Er zijn de afgelopen dagen al veel plannen uitgelekt uit het regeerakkoord. Dinsdagmiddag werd het akkoord gepresenteerd. Een overzicht van de plannen.
Inkomstenbelasting
– Invoering van een tweeschijvenstelsel met een basistarief van 36,93% en een toptarief van 49,5%, een verhoging van de algemene heffingskorting en een per saldo verhoging van de arbeidskorting.
– Verhoging van het lage btw-tarief van 6% naar 9%.
– De hypotheekrenteaftrek wordt verlaagd naar het basistariefvanaf 2020 in vier jaarlijkse stappen van 3%-punt. De regeling ‘geen of beperkte eigen woningschuld’ wordt de komende 20 jaar stapsgewijs afgebouwd. De commotie rond de zogenoemde ‘aflosboete’ heeft op het laatste moment nog voor een aanpassing gezorgd in het regeerakkoord. Nadat er ophef ontstond over het voornemen van het nieuwe kabinet om de Wet-Hillen in twintig jaar geleidelijk af te schaffen, blijkt dat die periode nu is verlengd tot dertig jaar.
– In de vermogensrendementsheffing (Box 3) wordt sneller aangesloten op het werkelijk rendement van spaartegoeden en het heffingsvrije vermogen wordt verhoogd van 25.225 euro naar 30.000 euro (60.000 euro voor paren). In deze kabinetsperiode zal een stelsel van vermogensrendementsheffing op basis van werkelijk rendement worden uitgewerkt.
– De onbelaste vrijwilligersvergoeding van € 1500 gaat naar € 1700.
– Verlaging zelfstandigenaftrek.
– Beperking fiscale regeling expats: de maximale duur van de 30%-regeling gaat van acht naar vijf jaar.

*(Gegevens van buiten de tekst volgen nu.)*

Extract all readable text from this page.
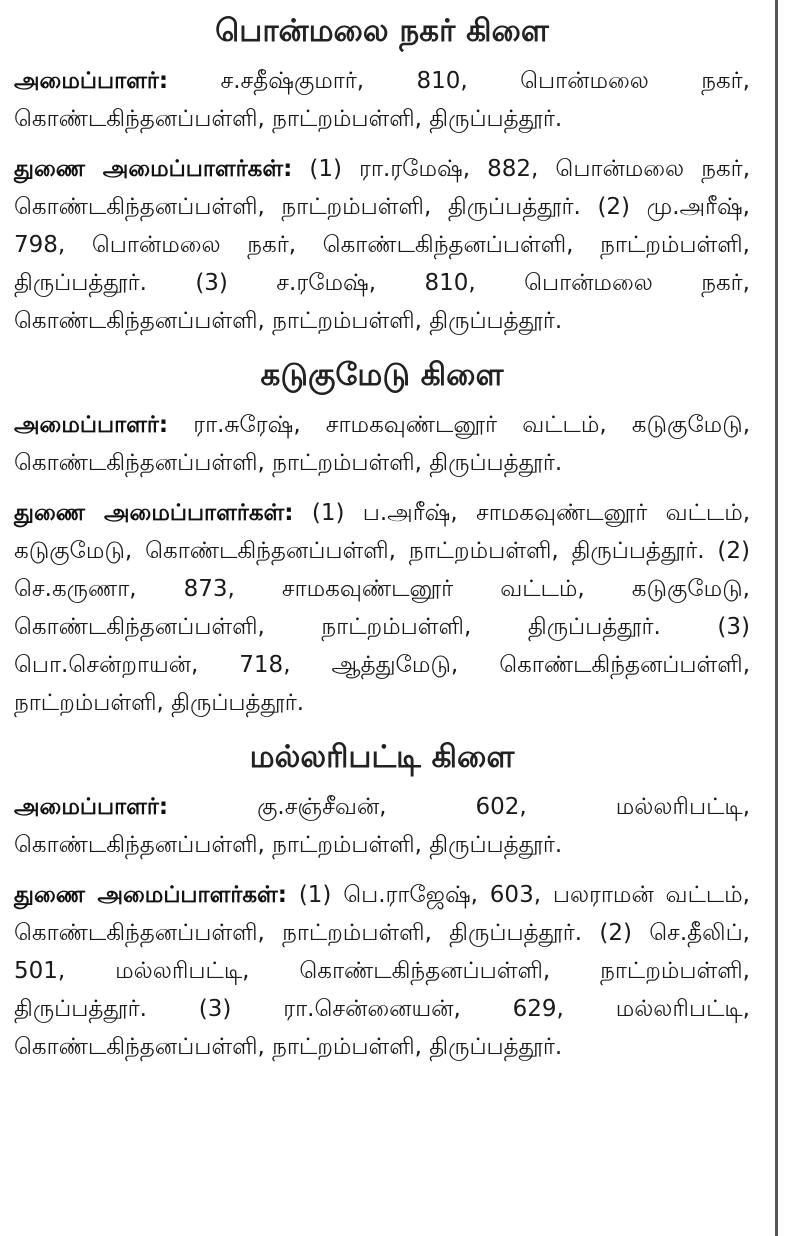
பொன்மலை நகர் கிளை

அமைப்பாளர்: ச.சதீஷ்குமார், 810, பொன்மலை நகர், கொண்டகிந்தனப்பள்ளி, நாட்றம்பள்ளி, திருப்பத்தூர்.

துணை அமைப்பாளர்கள்: (1) ரா.ரமேஷ், 882, பொன்மலை நகர், கொண்டகிந்தனப்பள்ளி, நாட்றம்பள்ளி, திருப்பத்தூர். (2) மு.அரீஷ், 798, பொன்மலை நகர், கொண்டகிந்தனப்பள்ளி, நாட்றம்பள்ளி, திருப்பத்தூர். (3) ச.ரமேஷ், 810, பொன்மலை நகர், கொண்டகிந்தனப்பள்ளி, நாட்றம்பள்ளி, திருப்பத்தூர்.

கடுகுமேடு கிளை

அமைப்பாளர்: ரா.சுரேஷ், சாமகவுண்டனூர் வட்டம், கடுகுமேடு, கொண்டகிந்தனப்பள்ளி, நாட்றம்பள்ளி, திருப்பத்தூர்.

துணை அமைப்பாளர்கள்: (1) ப.அரீஷ், சாமகவுண்டனூர் வட்டம், கடுகுமேடு, கொண்டகிந்தனப்பள்ளி, நாட்றம்பள்ளி, திருப்பத்தூர். (2) செ.கருணா, 873, சாமகவுண்டனூர் வட்டம், கடுகுமேடு, கொண்டகிந்தனப்பள்ளி, நாட்றம்பள்ளி, திருப்பத்தூர். (3) பொ.சென்றாயன், 718, ஆத்துமேடு, கொண்டகிந்தனப்பள்ளி, நாட்றம்பள்ளி, திருப்பத்தூர்.

மல்லரிபட்டி கிளை

அமைப்பாளர்:	கு.சஞ்சீவன், 602, மல்லரிபட்டி, கொண்டகிந்தனப்பள்ளி, நாட்றம்பள்ளி, திருப்பத்தூர்.

துணை அமைப்பாளர்கள்: (1) பெ.ராஜேஷ், 603, பலராமன் வட்டம், கொண்டகிந்தனப்பள்ளி, நாட்றம்பள்ளி, திருப்பத்தூர். (2) செ.தீலிப், 501, மல்லரிபட்டி, கொண்டகிந்தனப்பள்ளி, நாட்றம்பள்ளி, திருப்பத்தூர். (3) ரா.சென்னையன், 629, மல்லரிபட்டி, கொண்டகிந்தனப்பள்ளி, நாட்றம்பள்ளி, திருப்பத்தூர்.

Vennootschaps- en dividendbelasting
– De statutaire tarieven in de vennootschapsbelasting gaan in stappen van 20% en 25% naar 16% en 21 % per 2021. Om een sterke aanzuigende werking naar de BV te voorkomen en om een globaal evenwicht te houden in belastingdruk wordt het box 2 tarief in stappen verhoogd van 25% naar 28,5% in 2021 .
– De dividendbelasting wordt afgeschaft. Tegelijkertijd wordt, om brievenbusconstructies tegen te gaan, een bronbelasting op rente en royalty’s ingevoerd op uitgaande financiële stromen naar landen met zeer lage belastingen (low tax jurisdictions)
– Aftrekbaarheid van vreemd vermogen wordt beperkt.
– Het effectief tarief van de innovatiebox gaat van 5% naar 7%
– Het regelgevend kader voor de trustsector wordt strenger en het instrumentarium van de toezichthouder (De Nederlandsche Bank) wordt uitgebreid.
– Naar aanleiding van de ‘Panama papers’ wordt de informatiepositie en de opsporingscapaciteit van de Belastingdienst versterkt en komt er meer transparantie. Hiertoe wordt een business case uitgewerkt.
Milieubelasting
– Invoering van een CO2-minimumprijs in de elektriciteitssector, aanpassingen in de energiebelasting, een hogere belasting op het storten en verbranden van afval en het afschaffen van de teruggaafregeling voor taxi’s. De SDE+ regeling (en de daaraan gekoppelde opslag duurzame energie) wordt voortgezet en verbreed.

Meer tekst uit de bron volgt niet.